UFA

Die UFA AG ist der führende Hersteller für Tierfuttermittel in der Schweiz. In seinen vier Anlagen stellt das Unternehmen über 100 unterschiedliche Futtermittel her, hauptsächlich für Geflügel, Schweine und Rinder. Die UFA AG, die nach ISO 9001 zertifiziert ist, legt besonderen Wert auf Qualität und technisches Fachwissen. Das betrifft sowohl ihre Produktion als auch die technische Beratung für ihre Kunden.

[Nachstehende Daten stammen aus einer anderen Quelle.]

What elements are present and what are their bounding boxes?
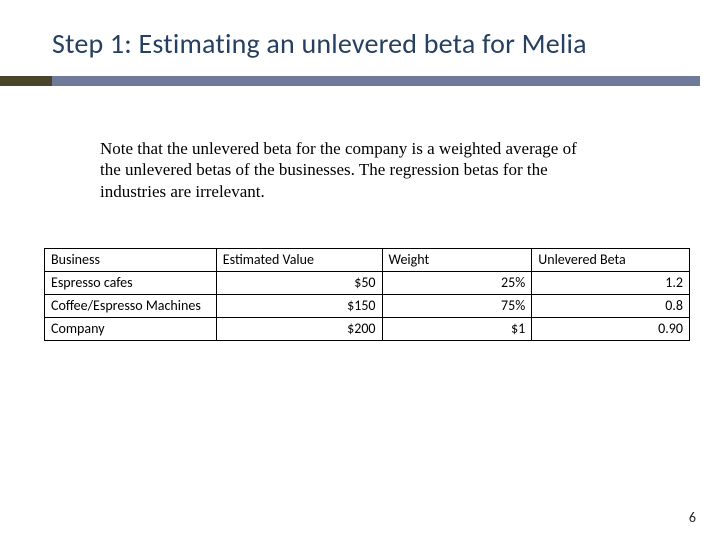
cell-unlevered-beta: 0.8	[532, 295, 690, 318]
page-number: 6	[689, 509, 696, 526]
cell-unlevered-beta: 0.90	[532, 318, 690, 341]
cell-business: Coffee/Espresso Machines	[45, 295, 217, 318]
col-header-weight: Weight	[382, 249, 532, 272]
title-underline-left	[0, 76, 52, 86]
title-underline	[0, 76, 700, 86]
title-underline-right	[52, 76, 700, 86]
slide-title: Step 1: Estimating an unlevered beta for…	[52, 26, 690, 61]
slide: Step 1: Estimating an unlevered beta for…	[0, 0, 720, 540]
table-row: Coffee/Espresso Machines $150 75% 0.8	[45, 295, 690, 318]
table-row: Espresso cafes $50 25% 1.2	[45, 272, 690, 295]
cell-weight: 75%	[382, 295, 532, 318]
cell-estimated-value: $200	[216, 318, 382, 341]
data-table-wrap: Business Estimated Value Weight Unlevere…	[44, 248, 690, 341]
col-header-unlevered-beta: Unlevered Beta	[532, 249, 690, 272]
cell-weight: 25%	[382, 272, 532, 295]
cell-business: Company	[45, 318, 217, 341]
cell-weight: $1	[382, 318, 532, 341]
table-header-row: Business Estimated Value Weight Unlevere…	[45, 249, 690, 272]
cell-estimated-value: $150	[216, 295, 382, 318]
cell-unlevered-beta: 1.2	[532, 272, 690, 295]
cell-business: Espresso cafes	[45, 272, 217, 295]
table-row: Company $200 $1 0.90	[45, 318, 690, 341]
note-text: Note that the unlevered beta for the com…	[100, 138, 578, 202]
col-header-business: Business	[45, 249, 217, 272]
data-table: Business Estimated Value Weight Unlevere…	[44, 248, 690, 341]
cell-estimated-value: $50	[216, 272, 382, 295]
col-header-estimated-value: Estimated Value	[216, 249, 382, 272]
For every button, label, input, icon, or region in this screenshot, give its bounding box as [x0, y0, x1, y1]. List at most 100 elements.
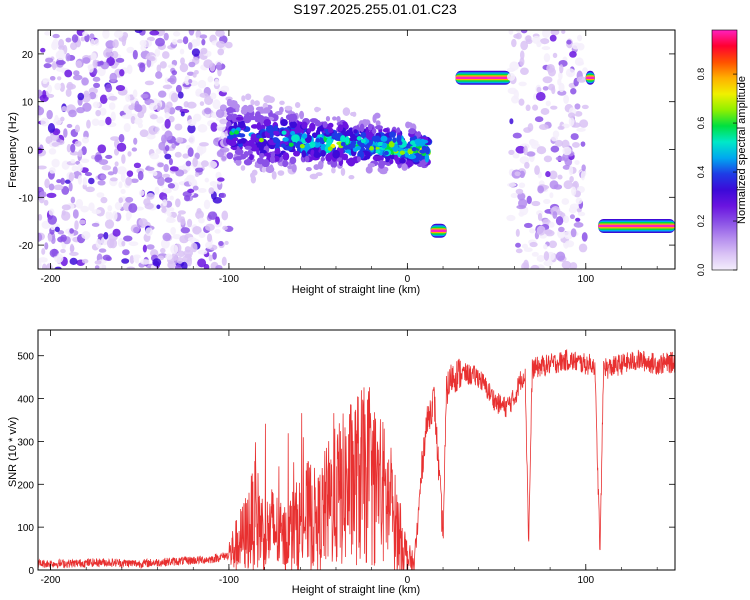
- y-tick-label: 300: [17, 437, 34, 448]
- heat-cell: [557, 90, 567, 96]
- heat-cell: [187, 124, 196, 134]
- heat-cell: [548, 170, 558, 180]
- heat-cell: [47, 233, 53, 242]
- heat-cell: [209, 180, 218, 187]
- heat-cell: [304, 142, 311, 151]
- y-tick-label: 10: [22, 98, 34, 109]
- heat-cell: [44, 242, 49, 250]
- heat-cell: [532, 104, 539, 111]
- heat-cell: [578, 243, 588, 253]
- heat-cell: [269, 155, 276, 164]
- heat-cell: [543, 260, 553, 267]
- heat-cell: [175, 169, 185, 177]
- heat-cell: [142, 244, 147, 253]
- heat-cell: [519, 57, 525, 67]
- heat-cell: [581, 104, 589, 110]
- heat-cell: [42, 78, 51, 83]
- heat-cell: [279, 100, 285, 106]
- heat-cell: [293, 150, 301, 157]
- heat-cell: [555, 251, 566, 262]
- y-tick-label: 400: [17, 395, 34, 406]
- heat-cell: [577, 34, 583, 42]
- heat-cell: [91, 118, 100, 127]
- colorbar: [711, 29, 738, 271]
- heat-cell: [92, 76, 101, 82]
- heat-cell: [373, 112, 381, 119]
- heat-cell: [518, 198, 528, 208]
- heat-cell: [523, 127, 532, 133]
- heat-cell: [125, 196, 134, 203]
- heat-cell: [123, 123, 131, 133]
- heat-cell: [44, 178, 50, 189]
- heat-cell: [250, 124, 259, 129]
- heat-cell: [216, 61, 222, 71]
- heat-cell: [529, 241, 538, 248]
- heat-cell: [187, 147, 194, 158]
- heat-cell: [314, 149, 319, 156]
- heat-cell: [410, 140, 416, 145]
- heat-cell: [568, 116, 575, 127]
- heat-cell: [225, 107, 235, 114]
- heat-cell: [64, 179, 71, 184]
- heat-cell: [580, 141, 586, 147]
- heat-cell: [322, 121, 328, 128]
- heat-cell: [529, 228, 536, 234]
- heat-cell: [240, 165, 246, 171]
- heat-cell: [419, 149, 426, 154]
- heat-cell: [140, 104, 147, 114]
- heat-cell: [161, 207, 167, 213]
- heat-cell: [155, 71, 163, 79]
- heat-cell: [156, 102, 162, 112]
- heat-cell: [411, 147, 417, 152]
- heat-cell: [295, 144, 301, 149]
- heat-cell: [216, 123, 226, 132]
- heat-cell: [558, 71, 563, 81]
- heat-cell: [512, 153, 520, 159]
- heat-cell: [138, 218, 148, 227]
- heat-cell: [56, 179, 62, 184]
- heat-cell: [128, 104, 135, 110]
- heat-cell: [518, 211, 525, 217]
- heat-cell: [98, 248, 107, 253]
- heat-cell: [61, 106, 68, 112]
- heat-cell: [46, 109, 53, 120]
- heat-cell: [530, 140, 539, 147]
- heat-cell: [284, 105, 293, 111]
- heat-cell: [133, 162, 141, 169]
- heat-cell: [234, 148, 244, 156]
- heat-cell: [160, 238, 170, 249]
- heat-cell: [543, 198, 551, 204]
- heat-cell: [536, 254, 545, 263]
- heat-cell: [541, 46, 551, 51]
- heat-cell: [51, 158, 60, 168]
- heat-cell: [164, 112, 170, 119]
- heat-cell: [290, 130, 296, 136]
- heat-cell: [116, 142, 127, 152]
- tone-band: [430, 229, 447, 232]
- heat-cell: [48, 148, 57, 155]
- heat-cell: [576, 76, 587, 83]
- heat-cell: [148, 102, 158, 111]
- heat-cell: [277, 170, 285, 176]
- heat-cell: [558, 226, 565, 233]
- heat-cell: [281, 130, 287, 135]
- heatmap-feature-signal-band: [225, 93, 433, 184]
- heat-cell: [47, 215, 58, 225]
- heat-cell: [58, 45, 65, 51]
- heat-cell: [39, 94, 49, 102]
- heat-cell: [73, 70, 80, 76]
- heat-cell: [320, 156, 325, 162]
- heat-cell: [575, 217, 581, 222]
- heat-cell: [569, 214, 575, 220]
- heat-cell: [60, 234, 67, 242]
- heat-cell: [38, 147, 43, 154]
- heat-cell: [46, 192, 57, 198]
- heat-cell: [309, 122, 316, 132]
- heat-cell: [198, 232, 206, 238]
- heat-cell: [243, 158, 253, 166]
- heat-cell: [190, 242, 198, 253]
- heat-cell: [245, 93, 252, 101]
- heat-cell: [105, 116, 112, 126]
- heat-cell: [197, 258, 207, 268]
- heat-cell: [341, 153, 349, 161]
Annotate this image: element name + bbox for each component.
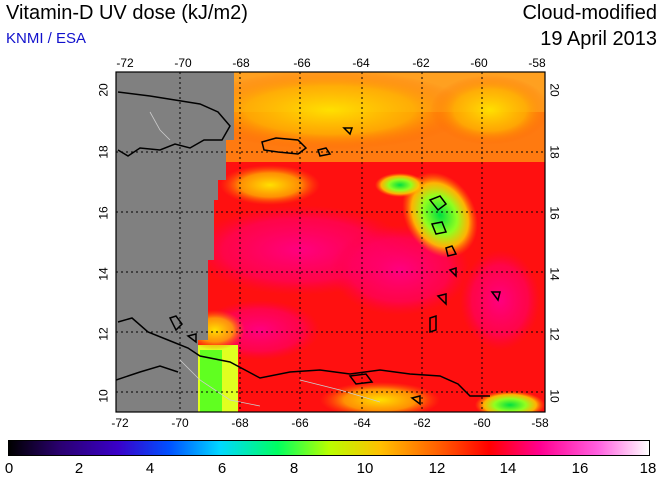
lon-tick-top: -68	[232, 56, 250, 70]
lon-tick-top: -62	[412, 56, 430, 70]
colorbar-label: 2	[74, 460, 84, 477]
colorbar-label: 10	[356, 460, 374, 477]
lon-tick-bottom: -72	[111, 416, 129, 430]
lon-tick-bottom: -60	[473, 416, 491, 430]
colorbar-label: 16	[571, 460, 589, 477]
lon-tick-top: -66	[293, 56, 311, 70]
lat-tick-left: 12	[96, 327, 111, 341]
source-label: KNMI / ESA	[6, 30, 87, 47]
lon-tick-bottom: -58	[531, 416, 549, 430]
lat-tick-left: 20	[96, 83, 111, 97]
lat-tick-right: 10	[547, 389, 562, 403]
colorbar-label: 6	[217, 460, 227, 477]
colorbar-label: 4	[145, 460, 155, 477]
lon-tick-bottom: -64	[353, 416, 371, 430]
lat-tick-left: 14	[96, 267, 111, 281]
colorbar-label: 12	[428, 460, 446, 477]
lat-tick-right: 18	[547, 145, 562, 159]
lon-tick-bottom: -62	[413, 416, 431, 430]
lat-tick-right: 16	[547, 206, 562, 220]
product-label: Cloud-modified	[522, 2, 657, 24]
lat-tick-right: 14	[547, 267, 562, 281]
colorbar-label: 18	[639, 460, 657, 477]
lon-tick-top: -72	[116, 56, 134, 70]
lat-lon-grid	[116, 72, 545, 412]
lat-tick-left: 18	[96, 145, 111, 159]
lat-tick-right: 12	[547, 327, 562, 341]
lon-tick-bottom: -68	[231, 416, 249, 430]
colorbar-label: 14	[499, 460, 517, 477]
lon-tick-bottom: -66	[291, 416, 309, 430]
lon-tick-top: -58	[528, 56, 546, 70]
lon-tick-top: -70	[174, 56, 192, 70]
lon-tick-top: -64	[352, 56, 370, 70]
no-data-region	[116, 72, 234, 412]
map-frame	[115, 71, 546, 413]
map-field	[116, 72, 545, 412]
lat-tick-left: 10	[96, 389, 111, 403]
lon-tick-bottom: -70	[171, 416, 189, 430]
date-label: 19 April 2013	[540, 28, 657, 50]
lon-tick-top: -60	[470, 56, 488, 70]
map-title: Vitamin-D UV dose (kJ/m2)	[6, 2, 248, 24]
lat-tick-left: 16	[96, 206, 111, 220]
colorbar	[8, 440, 650, 456]
colorbar-label: 0	[4, 460, 14, 477]
lat-tick-right: 20	[547, 83, 562, 97]
colorbar-label: 8	[289, 460, 299, 477]
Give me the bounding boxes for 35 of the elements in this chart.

Wenn die UFA AG ihre Effizienz verbessern will, dabei aber die hohe Produktqualität erhalten bleiben soll, vertraut sie in Bezug auf die Beratung zu Analyselösungen auf Perten Instruments und unseren Partner Impana vor Ort. Da die UFA AG weiß, dass Kosten und Qualität sehr stark von den Zutaten und deren Verwendung abhängen, interessierte sich das Unternehmen für schnelle Methoden zur Qualitätsprüfung von Zutaten und fertigen Futtermitteln. Perten schlug das NIR-Futtermittelanalysesystem DA 7200 vor, das in der Futtermittelindustrie auf der ganzen Welt häufig eingesetzt wird.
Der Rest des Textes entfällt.